At parenting workshops we ask the question, “What is the goal of your discipline?” The answers we frequently hear could be summarized like this: “To make bad behavior stop and teach immediate obedience.”
Hebrews 12:11 gives us a different vision for discipline. We’re told that discipline can produce “a harvest of righteousness and peace for those who have been trained by it.”
Do you catch this? God’s discipline is not intended to have immediate results, and those results are not about right behavior but about God’s righteousness and peace.
Imagine how things might be different with your children if, every time you disciplined them, your goal was to guide them towards God’s righteousness and peace.
Here’s a practical illustration of how it might look when a parent has immediate behavioral correction in mind:
- “Johnny, that’s not OK. If you keep whining you’ll have to go to your room.”
- Or, “Hannah, I told you it’s time to clean up! If you don’t put those markers and paper away right now, you will lose them!”
We hear many parents disciplining or instructing their children this way. While this sort of intervention might help modify children’s behavior in the short run, it does not consider the bigger picture and misses the opportunity to paint an image of God’s purposes for the long run.
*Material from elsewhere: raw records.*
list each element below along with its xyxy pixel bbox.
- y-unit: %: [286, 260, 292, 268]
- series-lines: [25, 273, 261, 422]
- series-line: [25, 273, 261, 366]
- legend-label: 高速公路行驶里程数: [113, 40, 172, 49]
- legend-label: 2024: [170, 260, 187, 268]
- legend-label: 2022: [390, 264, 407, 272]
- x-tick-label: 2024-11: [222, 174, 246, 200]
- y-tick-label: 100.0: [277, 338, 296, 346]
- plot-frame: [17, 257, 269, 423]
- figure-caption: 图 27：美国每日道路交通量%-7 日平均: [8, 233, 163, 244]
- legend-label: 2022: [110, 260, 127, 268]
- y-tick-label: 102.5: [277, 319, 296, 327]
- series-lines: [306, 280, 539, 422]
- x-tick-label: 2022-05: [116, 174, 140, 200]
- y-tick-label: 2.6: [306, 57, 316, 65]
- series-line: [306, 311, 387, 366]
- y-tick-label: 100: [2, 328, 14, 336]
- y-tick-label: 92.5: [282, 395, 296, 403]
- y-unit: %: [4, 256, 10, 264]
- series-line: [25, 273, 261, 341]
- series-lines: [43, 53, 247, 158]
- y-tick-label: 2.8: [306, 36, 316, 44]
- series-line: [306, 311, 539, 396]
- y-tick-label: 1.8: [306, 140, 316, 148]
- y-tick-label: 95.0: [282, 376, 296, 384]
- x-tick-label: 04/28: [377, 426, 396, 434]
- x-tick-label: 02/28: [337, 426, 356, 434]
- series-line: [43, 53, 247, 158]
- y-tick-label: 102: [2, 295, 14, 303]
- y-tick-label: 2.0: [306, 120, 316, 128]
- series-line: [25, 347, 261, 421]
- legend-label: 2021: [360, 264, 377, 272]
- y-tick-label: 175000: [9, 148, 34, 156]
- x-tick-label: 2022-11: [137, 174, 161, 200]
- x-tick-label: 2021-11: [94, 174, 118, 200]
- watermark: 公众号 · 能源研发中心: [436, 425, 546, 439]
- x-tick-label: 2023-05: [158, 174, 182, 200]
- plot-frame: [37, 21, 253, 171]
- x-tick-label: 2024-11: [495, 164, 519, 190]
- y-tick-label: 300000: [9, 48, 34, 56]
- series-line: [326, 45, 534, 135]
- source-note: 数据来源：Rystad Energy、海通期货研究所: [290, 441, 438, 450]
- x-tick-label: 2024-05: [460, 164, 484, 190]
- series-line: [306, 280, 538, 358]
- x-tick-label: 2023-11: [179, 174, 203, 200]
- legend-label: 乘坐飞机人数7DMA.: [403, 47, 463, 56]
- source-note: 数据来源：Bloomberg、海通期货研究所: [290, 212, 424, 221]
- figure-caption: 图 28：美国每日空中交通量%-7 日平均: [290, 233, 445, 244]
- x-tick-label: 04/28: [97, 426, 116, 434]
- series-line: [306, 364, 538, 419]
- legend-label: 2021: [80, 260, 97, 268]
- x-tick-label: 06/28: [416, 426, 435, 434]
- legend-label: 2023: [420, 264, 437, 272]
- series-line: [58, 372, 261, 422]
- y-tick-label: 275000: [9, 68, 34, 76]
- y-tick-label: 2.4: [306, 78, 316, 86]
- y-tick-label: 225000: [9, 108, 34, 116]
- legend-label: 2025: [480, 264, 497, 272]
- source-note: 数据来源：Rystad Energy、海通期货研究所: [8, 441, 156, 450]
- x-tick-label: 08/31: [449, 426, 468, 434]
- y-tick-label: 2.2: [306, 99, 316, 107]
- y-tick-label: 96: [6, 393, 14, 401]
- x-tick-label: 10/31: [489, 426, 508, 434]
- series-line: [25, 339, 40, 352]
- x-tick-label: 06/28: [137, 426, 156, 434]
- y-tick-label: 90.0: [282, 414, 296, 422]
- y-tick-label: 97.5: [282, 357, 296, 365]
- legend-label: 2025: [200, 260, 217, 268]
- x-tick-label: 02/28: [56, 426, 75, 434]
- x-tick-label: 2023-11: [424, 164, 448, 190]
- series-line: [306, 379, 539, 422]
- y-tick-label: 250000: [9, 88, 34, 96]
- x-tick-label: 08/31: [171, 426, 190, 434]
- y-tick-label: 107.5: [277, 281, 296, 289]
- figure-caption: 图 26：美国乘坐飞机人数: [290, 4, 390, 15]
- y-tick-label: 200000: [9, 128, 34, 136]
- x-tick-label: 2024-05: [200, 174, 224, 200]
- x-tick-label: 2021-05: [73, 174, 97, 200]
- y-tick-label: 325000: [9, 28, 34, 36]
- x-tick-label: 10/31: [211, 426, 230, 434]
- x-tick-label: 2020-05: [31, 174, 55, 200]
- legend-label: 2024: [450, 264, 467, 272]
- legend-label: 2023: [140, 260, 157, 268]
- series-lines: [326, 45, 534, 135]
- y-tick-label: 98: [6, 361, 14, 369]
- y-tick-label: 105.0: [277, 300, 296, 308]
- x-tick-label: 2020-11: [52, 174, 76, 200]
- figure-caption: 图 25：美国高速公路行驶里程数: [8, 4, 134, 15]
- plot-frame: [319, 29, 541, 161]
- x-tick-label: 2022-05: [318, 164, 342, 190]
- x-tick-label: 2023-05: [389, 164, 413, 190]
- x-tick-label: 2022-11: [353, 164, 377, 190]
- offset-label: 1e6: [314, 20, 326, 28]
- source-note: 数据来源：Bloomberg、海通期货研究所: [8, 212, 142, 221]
Here’s how it might unfold if parents have a vision for disciplining that helps children get a glimpse of God’s grace:
- “Johnny, you are amazingly persistent! And I’m glad you’re being honest with me about what you want. These are strengths that God is building in you. We can talk about it more when you can speak to me more respectfully. Do you want to settle down in your room, or are you ready now?”
- Or, in Hannah’s case: ”Hannah, you really love doing art, don’t you? I love that God gave you a desire to bless others with your art. But it’s important to be responsible with those art abilities. You can clean up your art supplies right now, or I can put them in a time out for a few days. Let me know what you decide when I come back in a couple minutes.”
In order to speak this way with sincerity it has to come from your heart. This means letting go of the conventional expectation that kids obey immediately. It means taking on the role of a coach rather than a drill sergeant. It also means not letting your kids off the hook when it seems too hard or overwhelming.
You have to believe that, along with the sin of misbehavior, your child is a gift, a miracle, created in God’s image to be in relationship with Christ and to “do the good works (he or she) was prepared in advance to do!”
It’s hard to remember this truth when our children misbehave. But if we can consistently address discipline with grace and wisdom, with a vision for their lives, their hearts are more inclined to repent and they are more likely to grow into a love for God’s righteousness and peace.
Our work as parents is not about learning the right “scripts” to address misbehavior. It is about relentlessly nurturing a vision for God’s purposes in our children and believing that even when our kids misbehave we have opportunities to point them to God. This sort of parenting leads to a harvest of righteousness and peace in our kids.